Magic mushrooms grow wild around the country especially in the northern zones where rains and forested areas create the perfect conditions to grow a variety of magic mushrooms. Psilocybin is still included in the Table IIA of the anti-drug law, and selling magic mushrooms has been illegal since 2013 – though if you have some connections, it may still be possible to buy some at your own risk. Other psychedelics included in the Table IIA, which are deemed illegal include LSD. Meanwhile, DMT and bufotenine are controlled substances and still illegal.


But since they have been decriminalized, there are no criminal charges involved if you are caught with small personal amounts, though the drugs will still be confiscated and you will have to pay a hefty fine. Ketamine is also not legal but it is a controlled substance that can be taken under medical supervision in certain cases.

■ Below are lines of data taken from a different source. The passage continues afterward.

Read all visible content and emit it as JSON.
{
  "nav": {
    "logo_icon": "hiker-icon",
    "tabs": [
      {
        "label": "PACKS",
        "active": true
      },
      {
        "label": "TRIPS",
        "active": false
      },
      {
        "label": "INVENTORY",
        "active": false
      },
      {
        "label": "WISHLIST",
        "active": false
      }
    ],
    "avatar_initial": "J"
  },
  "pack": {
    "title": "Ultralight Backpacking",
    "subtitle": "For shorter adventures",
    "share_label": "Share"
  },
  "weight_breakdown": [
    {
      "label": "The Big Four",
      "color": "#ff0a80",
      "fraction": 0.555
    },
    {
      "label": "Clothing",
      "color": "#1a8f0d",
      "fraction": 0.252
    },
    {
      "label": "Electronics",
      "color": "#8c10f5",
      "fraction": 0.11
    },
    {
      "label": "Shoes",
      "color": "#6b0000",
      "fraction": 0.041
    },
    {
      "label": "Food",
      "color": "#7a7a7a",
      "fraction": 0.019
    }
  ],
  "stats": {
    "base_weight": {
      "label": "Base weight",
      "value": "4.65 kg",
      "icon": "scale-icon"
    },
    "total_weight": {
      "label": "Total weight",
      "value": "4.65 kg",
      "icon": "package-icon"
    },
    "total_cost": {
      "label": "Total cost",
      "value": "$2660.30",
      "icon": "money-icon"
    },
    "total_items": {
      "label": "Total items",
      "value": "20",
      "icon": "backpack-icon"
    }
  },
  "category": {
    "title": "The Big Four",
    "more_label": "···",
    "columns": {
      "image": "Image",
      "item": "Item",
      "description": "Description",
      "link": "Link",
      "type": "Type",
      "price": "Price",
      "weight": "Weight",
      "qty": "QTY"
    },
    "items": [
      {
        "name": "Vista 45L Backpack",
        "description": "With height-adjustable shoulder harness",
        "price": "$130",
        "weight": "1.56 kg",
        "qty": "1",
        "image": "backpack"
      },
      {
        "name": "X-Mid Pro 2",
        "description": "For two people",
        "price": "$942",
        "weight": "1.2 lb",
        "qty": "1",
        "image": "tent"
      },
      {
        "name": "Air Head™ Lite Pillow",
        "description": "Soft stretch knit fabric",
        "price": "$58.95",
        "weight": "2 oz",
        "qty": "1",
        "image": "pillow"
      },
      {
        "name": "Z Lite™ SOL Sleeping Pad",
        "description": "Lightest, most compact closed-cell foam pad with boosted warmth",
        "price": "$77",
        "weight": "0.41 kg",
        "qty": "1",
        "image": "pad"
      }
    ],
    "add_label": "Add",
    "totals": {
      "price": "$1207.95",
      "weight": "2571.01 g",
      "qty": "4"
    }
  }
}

Currently, there are no laws that explicitly say that psychedelics are illegal in this small island nation. It’s no surprise then that many psychedelic retreats take place in Jamaica, and it’s easy to procure magic mushrooms.


People can openly grow and sell magic mushrooms, and the authorities in Jamaica have even recognized its medicinal value. Jamaica has long been famous for its relaxed cannabis culture though legalization didn’t gain much traction until 2015. While magic mushrooms is fairly common around the country, there is still little known around using ayahuasca, LSD, or san pedro so proceed with caution in those departments.


Have you ever taken psychedelics in any of these countries while traveling? What was your experience like?